The Human Brain Project officially kicks off this week in Lausanne, Switzerland, with scientists from 135 participating institutions.

Credit: EPFL/Blue Brain Project

Scientists from 135 institutions who are working on the Human Brain Project are meeting this week at the Swiss Federal Institute of Technology in Lausanne, as the project officially launches. The European Union-funded effort is the largest neuroscience project to date, aiming to enable a complete understanding of the human brain.

Initially, the project will develop six research platforms, each with its own technological tools and methods, including neuroinformatics, brain simulation, high-performance computing, medical informatics, neuromorphic computing, and neurorobotics.

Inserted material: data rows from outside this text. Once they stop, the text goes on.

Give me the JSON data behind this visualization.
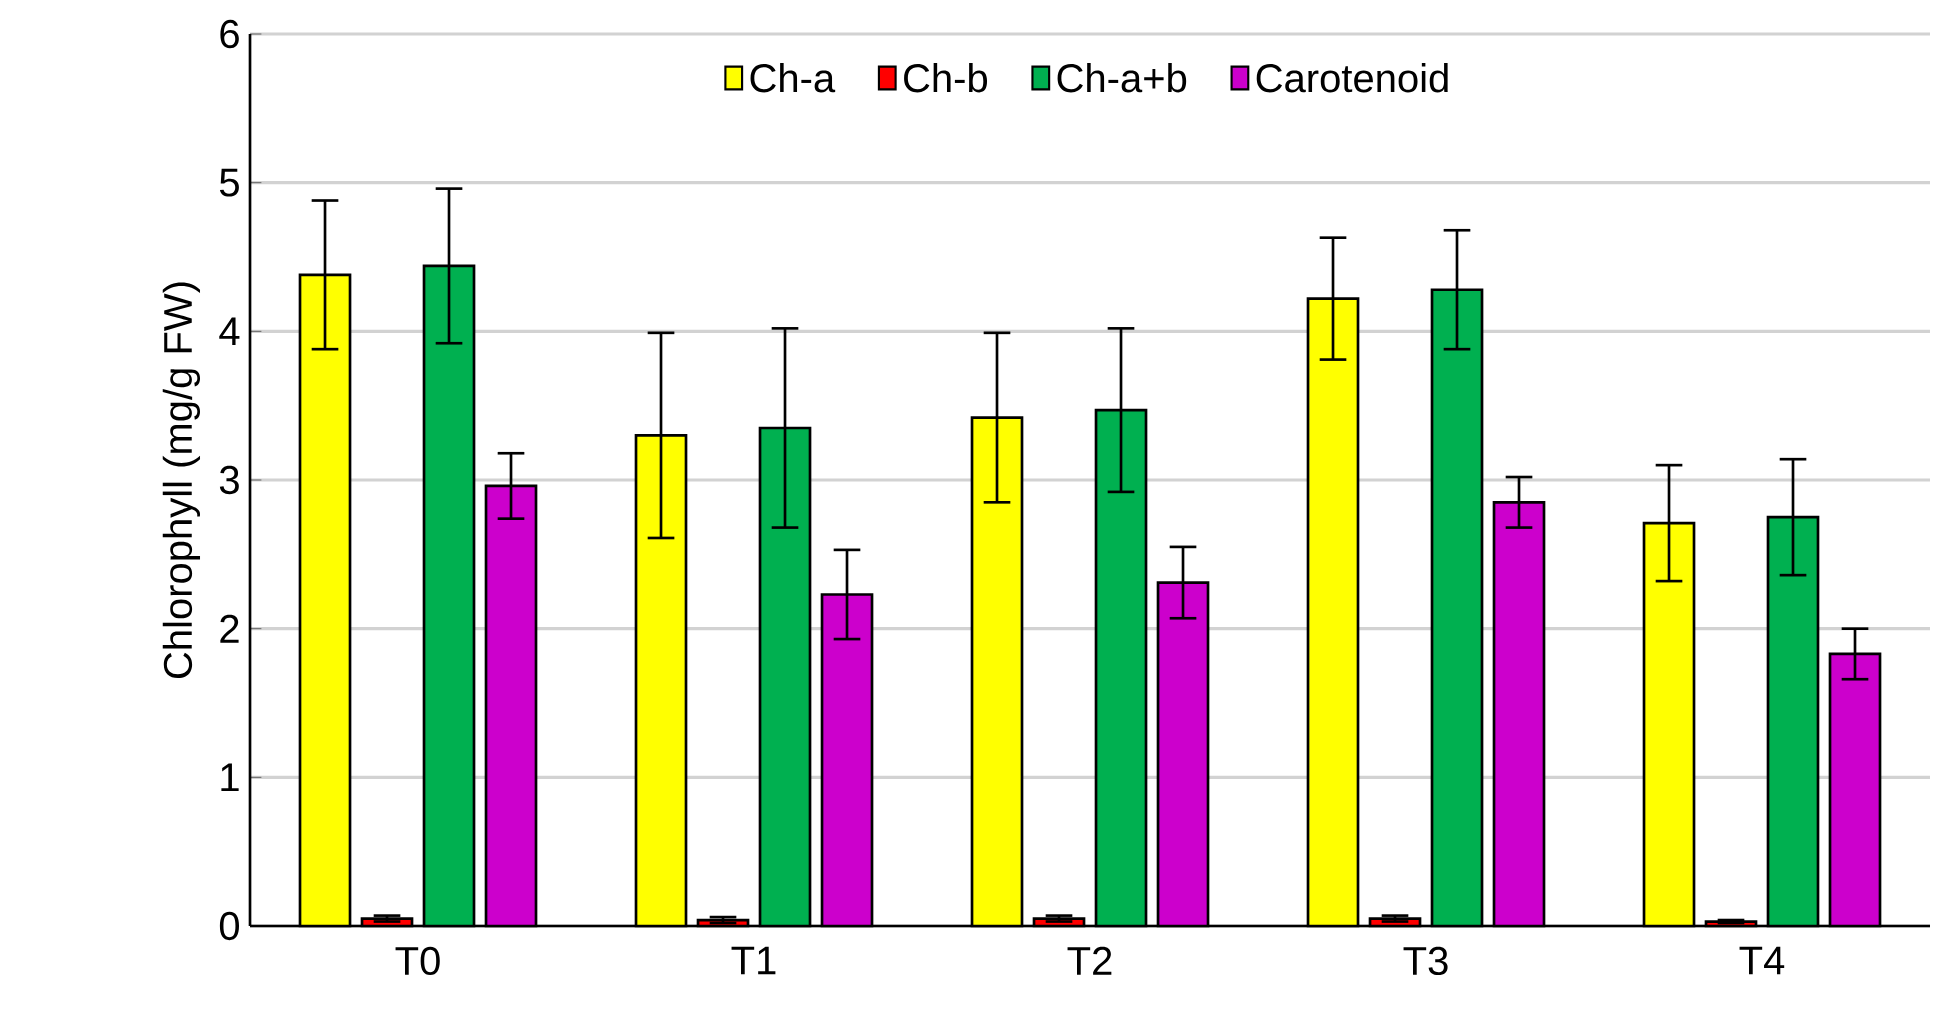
{
  "chart_data": {
    "type": "bar",
    "ylabel": "Chlorophyll (mg/g FW)",
    "categories": [
      "T0",
      "T1",
      "T2",
      "T3",
      "T4"
    ],
    "series": [
      {
        "name": "Ch-a",
        "color": "#ffff00",
        "values": [
          4.38,
          3.3,
          3.42,
          4.22,
          2.71
        ],
        "errors": [
          0.5,
          0.69,
          0.57,
          0.41,
          0.39
        ]
      },
      {
        "name": "Ch-b",
        "color": "#ff0000",
        "values": [
          0.05,
          0.04,
          0.05,
          0.05,
          0.03
        ],
        "errors": [
          0.02,
          0.02,
          0.02,
          0.02,
          0.01
        ]
      },
      {
        "name": "Ch-a+b",
        "color": "#00b050",
        "values": [
          4.44,
          3.35,
          3.47,
          4.28,
          2.75
        ],
        "errors": [
          0.52,
          0.67,
          0.55,
          0.4,
          0.39
        ]
      },
      {
        "name": "Carotenoid",
        "color": "#cc00cc",
        "values": [
          2.96,
          2.23,
          2.31,
          2.85,
          1.83
        ],
        "errors": [
          0.22,
          0.3,
          0.24,
          0.17,
          0.17
        ]
      }
    ],
    "ylim": [
      0,
      6
    ],
    "yticks": [
      0,
      1,
      2,
      3,
      4,
      5,
      6
    ],
    "grid": "y",
    "legend": "top"
  }
}
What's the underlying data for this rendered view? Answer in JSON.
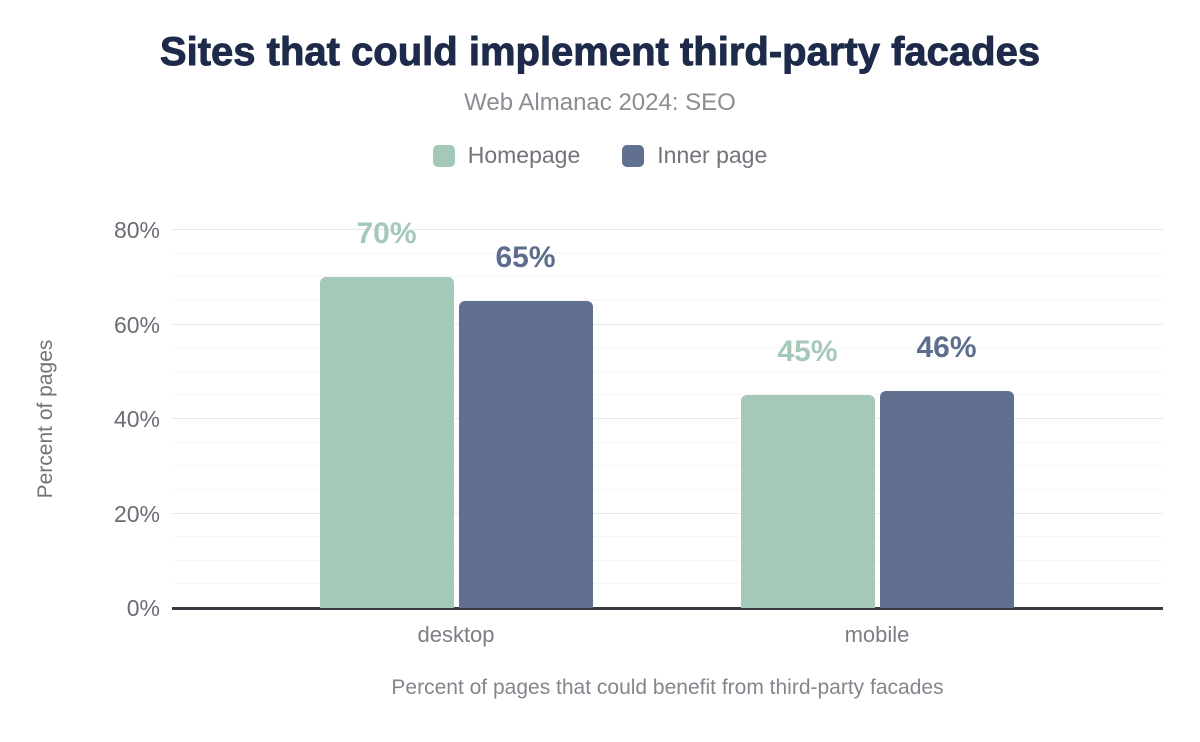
{
  "chart_data": {
    "type": "bar",
    "title": "Sites that could implement third-party facades",
    "subtitle": "Web Almanac 2024: SEO",
    "categories": [
      "desktop",
      "mobile"
    ],
    "series": [
      {
        "name": "Homepage",
        "values": [
          70,
          45
        ],
        "color": "#a5c9b9",
        "label_color": "#a5c9b9"
      },
      {
        "name": "Inner page",
        "values": [
          65,
          46
        ],
        "color": "#60708e",
        "label_color": "#5d6e8c"
      }
    ],
    "value_label_format": "percent",
    "xlabel": "Percent of pages that could benefit from third-party facades",
    "ylabel": "Percent of pages",
    "ylim": [
      0,
      80
    ],
    "yticks": [
      0,
      20,
      40,
      60,
      80
    ],
    "ytick_labels": [
      "0%",
      "20%",
      "40%",
      "60%",
      "80%"
    ],
    "minor_grid_step": 5,
    "grid": true,
    "legend_position": "top"
  },
  "colors": {
    "title": "#1e2a4a",
    "subtitle": "#8c8c93",
    "axis_line": "#3a3a42",
    "major_gridline": "#e9e9e9",
    "minor_gridline": "#f6f6f6",
    "tick_text": "#6c6c75",
    "homepage_green": "#a5c9b9",
    "inner_page_slate": "#60708e"
  }
}
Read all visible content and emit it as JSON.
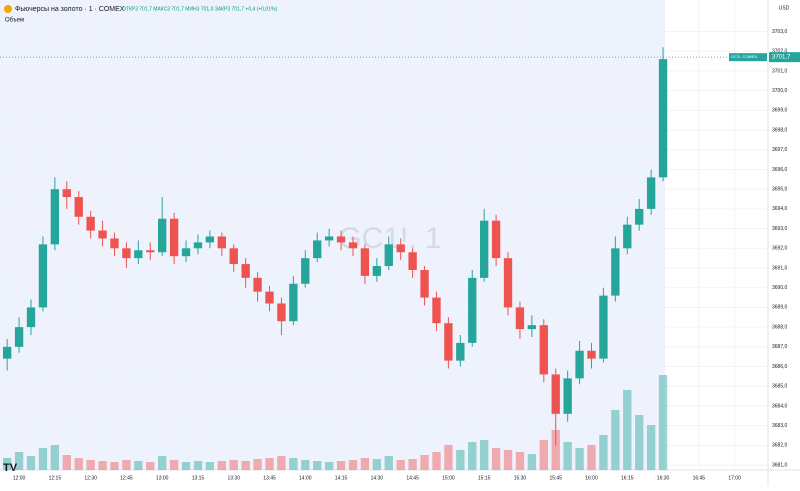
{
  "chart_data": {
    "type": "candlestick",
    "title": "Фьючерсы на золото · 1 · COMEX",
    "ohlc_legend": "ОТКР3 701,7  МАКС3 701,7  МИН3 701,0  ЗАКР3 701,7  +0,4 (+0,01%)",
    "volume_label": "Объем",
    "watermark": "GC1!, 1",
    "currency": "USD",
    "up_color": "#26a69a",
    "down_color": "#ef5350",
    "x": [
      715,
      720,
      725,
      730,
      735,
      740,
      745,
      750,
      755,
      760,
      765,
      770,
      775,
      780,
      785,
      790,
      795,
      800,
      805,
      810,
      815,
      820,
      825,
      830,
      835,
      840,
      845,
      850,
      855,
      860,
      865,
      870,
      875,
      880,
      885,
      890,
      895,
      900,
      905,
      910,
      915,
      920,
      925,
      930,
      935,
      940,
      945,
      950,
      955,
      960,
      965,
      970,
      975,
      980,
      985,
      990
    ],
    "open": [
      3686.4,
      3687.0,
      3688.0,
      3689.0,
      3692.2,
      3695.0,
      3694.6,
      3693.6,
      3692.9,
      3692.5,
      3692.0,
      3691.5,
      3691.9,
      3691.8,
      3693.5,
      3691.6,
      3692.0,
      3692.3,
      3692.6,
      3692.0,
      3691.2,
      3690.5,
      3689.8,
      3689.2,
      3688.3,
      3690.2,
      3691.5,
      3692.4,
      3692.6,
      3692.3,
      3692.0,
      3690.6,
      3691.1,
      3692.2,
      3691.8,
      3690.9,
      3689.5,
      3688.2,
      3686.3,
      3687.2,
      3690.5,
      3693.4,
      3691.5,
      3689.0,
      3687.9,
      3688.1,
      3685.6,
      3683.6,
      3685.4,
      3686.8,
      3686.4,
      3689.6,
      3692.0,
      3693.2,
      3694.0,
      3695.6
    ],
    "high": [
      3687.4,
      3688.5,
      3689.4,
      3692.6,
      3695.6,
      3695.4,
      3694.9,
      3693.9,
      3693.4,
      3692.8,
      3692.3,
      3692.4,
      3692.3,
      3694.6,
      3693.8,
      3692.4,
      3692.7,
      3692.9,
      3692.8,
      3692.2,
      3691.5,
      3690.8,
      3690.1,
      3689.5,
      3690.6,
      3691.9,
      3692.8,
      3693.0,
      3692.9,
      3692.6,
      3692.2,
      3691.5,
      3692.6,
      3692.5,
      3692.0,
      3691.1,
      3689.8,
      3688.5,
      3687.6,
      3690.9,
      3694.0,
      3693.7,
      3691.8,
      3689.3,
      3688.6,
      3688.4,
      3685.9,
      3685.8,
      3687.3,
      3687.2,
      3690.0,
      3692.6,
      3693.6,
      3694.5,
      3696.0,
      3702.2
    ],
    "low": [
      3685.8,
      3686.7,
      3687.6,
      3688.8,
      3691.9,
      3694.0,
      3693.2,
      3692.5,
      3692.1,
      3691.6,
      3691.0,
      3691.2,
      3691.4,
      3691.6,
      3691.2,
      3691.3,
      3691.7,
      3692.0,
      3691.6,
      3690.8,
      3690.0,
      3689.3,
      3688.8,
      3687.6,
      3688.1,
      3690.0,
      3691.3,
      3692.1,
      3691.9,
      3691.6,
      3690.2,
      3690.3,
      3690.9,
      3691.4,
      3690.5,
      3689.1,
      3687.8,
      3685.9,
      3686.0,
      3687.0,
      3690.3,
      3691.1,
      3688.6,
      3687.4,
      3687.5,
      3685.2,
      3682.0,
      3683.2,
      3685.1,
      3685.9,
      3686.2,
      3689.3,
      3691.7,
      3692.9,
      3693.7,
      3695.4
    ],
    "close": [
      3687.0,
      3688.0,
      3689.0,
      3692.2,
      3695.0,
      3694.6,
      3693.6,
      3692.9,
      3692.5,
      3692.0,
      3691.5,
      3691.9,
      3691.8,
      3693.5,
      3691.6,
      3692.0,
      3692.3,
      3692.6,
      3692.0,
      3691.2,
      3690.5,
      3689.8,
      3689.2,
      3688.3,
      3690.2,
      3691.5,
      3692.4,
      3692.6,
      3692.3,
      3692.0,
      3690.6,
      3691.1,
      3692.2,
      3691.8,
      3690.9,
      3689.5,
      3688.2,
      3686.3,
      3687.2,
      3690.5,
      3693.4,
      3691.5,
      3689.0,
      3687.9,
      3688.1,
      3685.6,
      3683.6,
      3685.4,
      3686.8,
      3686.4,
      3689.6,
      3692.0,
      3693.2,
      3694.0,
      3695.6,
      3701.6
    ],
    "volume": [
      12,
      18,
      14,
      22,
      25,
      15,
      12,
      10,
      9,
      8,
      10,
      9,
      8,
      14,
      10,
      8,
      9,
      8,
      9,
      10,
      9,
      11,
      12,
      14,
      12,
      10,
      9,
      8,
      9,
      10,
      12,
      11,
      14,
      10,
      11,
      15,
      18,
      25,
      20,
      28,
      30,
      22,
      20,
      18,
      16,
      30,
      40,
      28,
      22,
      25,
      35,
      60,
      80,
      55,
      45,
      95
    ],
    "last_price": 3701.7,
    "last_price_label": "3701,7",
    "last_price_symbol": "GC1!, COMEX",
    "xlim": [
      712,
      1034
    ],
    "ylim": [
      3680.75,
      3704.6
    ],
    "xticks": [
      {
        "value": 720,
        "label": "12:00"
      },
      {
        "value": 735,
        "label": "12:15"
      },
      {
        "value": 750,
        "label": "12:30"
      },
      {
        "value": 765,
        "label": "12:45"
      },
      {
        "value": 780,
        "label": "13:00"
      },
      {
        "value": 795,
        "label": "13:15"
      },
      {
        "value": 810,
        "label": "13:30"
      },
      {
        "value": 825,
        "label": "13:45"
      },
      {
        "value": 840,
        "label": "14:00"
      },
      {
        "value": 855,
        "label": "14:15"
      },
      {
        "value": 870,
        "label": "14:30"
      },
      {
        "value": 885,
        "label": "14:45"
      },
      {
        "value": 900,
        "label": "15:00"
      },
      {
        "value": 915,
        "label": "15:15"
      },
      {
        "value": 930,
        "label": "15:30"
      },
      {
        "value": 945,
        "label": "15:45"
      },
      {
        "value": 960,
        "label": "16:00"
      },
      {
        "value": 975,
        "label": "16:15"
      },
      {
        "value": 990,
        "label": "16:30"
      },
      {
        "value": 1005,
        "label": "16:45"
      },
      {
        "value": 1020,
        "label": "17:00"
      }
    ],
    "yticks": [
      {
        "value": 3703,
        "label": "3703,0"
      },
      {
        "value": 3702,
        "label": "3702,0"
      },
      {
        "value": 3701,
        "label": "3701,0"
      },
      {
        "value": 3700,
        "label": "3700,0"
      },
      {
        "value": 3699,
        "label": "3699,0"
      },
      {
        "value": 3698,
        "label": "3698,0"
      },
      {
        "value": 3697,
        "label": "3697,0"
      },
      {
        "value": 3696,
        "label": "3696,0"
      },
      {
        "value": 3695,
        "label": "3695,0"
      },
      {
        "value": 3694,
        "label": "3694,0"
      },
      {
        "value": 3693,
        "label": "3693,0"
      },
      {
        "value": 3692,
        "label": "3692,0"
      },
      {
        "value": 3691,
        "label": "3691,0"
      },
      {
        "value": 3690,
        "label": "3690,0"
      },
      {
        "value": 3689,
        "label": "3689,0"
      },
      {
        "value": 3688,
        "label": "3688,0"
      },
      {
        "value": 3687,
        "label": "3687,0"
      },
      {
        "value": 3686,
        "label": "3686,0"
      },
      {
        "value": 3685,
        "label": "3685,0"
      },
      {
        "value": 3684,
        "label": "3684,0"
      },
      {
        "value": 3683,
        "label": "3683,0"
      },
      {
        "value": 3682,
        "label": "3682,0"
      },
      {
        "value": 3681,
        "label": "3681,0"
      }
    ],
    "grid": true
  }
}
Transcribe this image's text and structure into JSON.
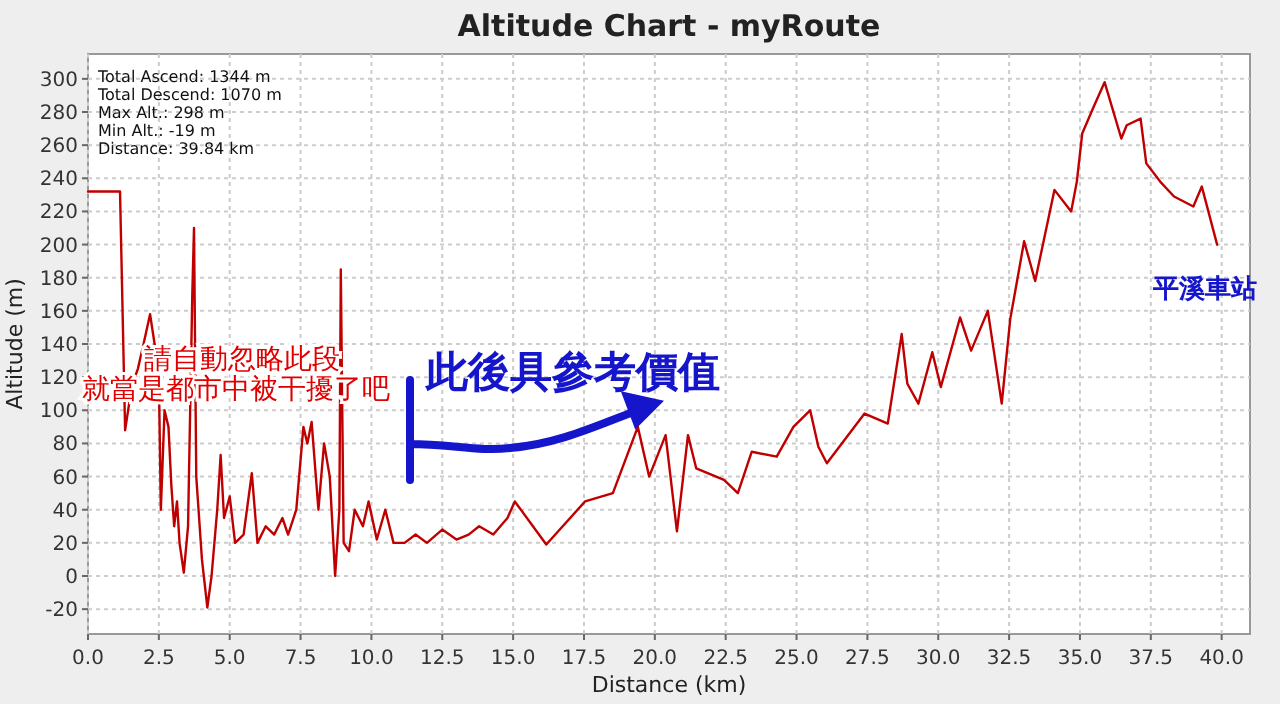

The platforms will launch in 2016, offering Human Brain Project scientists and worldwide researchers simulations and other resources on a competitive basis.

The neuroinformatics platform will obtain data from scientific articles and integrate it into a cartography spanning all of the organizational levels of the brain. In turn, this data will be used to create the brain simulation platform.

The high-performance computing platform will have the computational power to use the new information.

The medical informatics platform will initially focus on gathering patient clinical data from hospitals and pharmaceutical companies, to help doctors develop the best possible methods for diagnosing neurological disease.

Meanwhile, the neuromorphic computing platform aims to develop neuro-technologies such as microchips that mimic the functioning of neural networks, and the neurorobotics platform will integrate neural network simulations into robots.

The platforms will exchange information to create a global, cohesive project.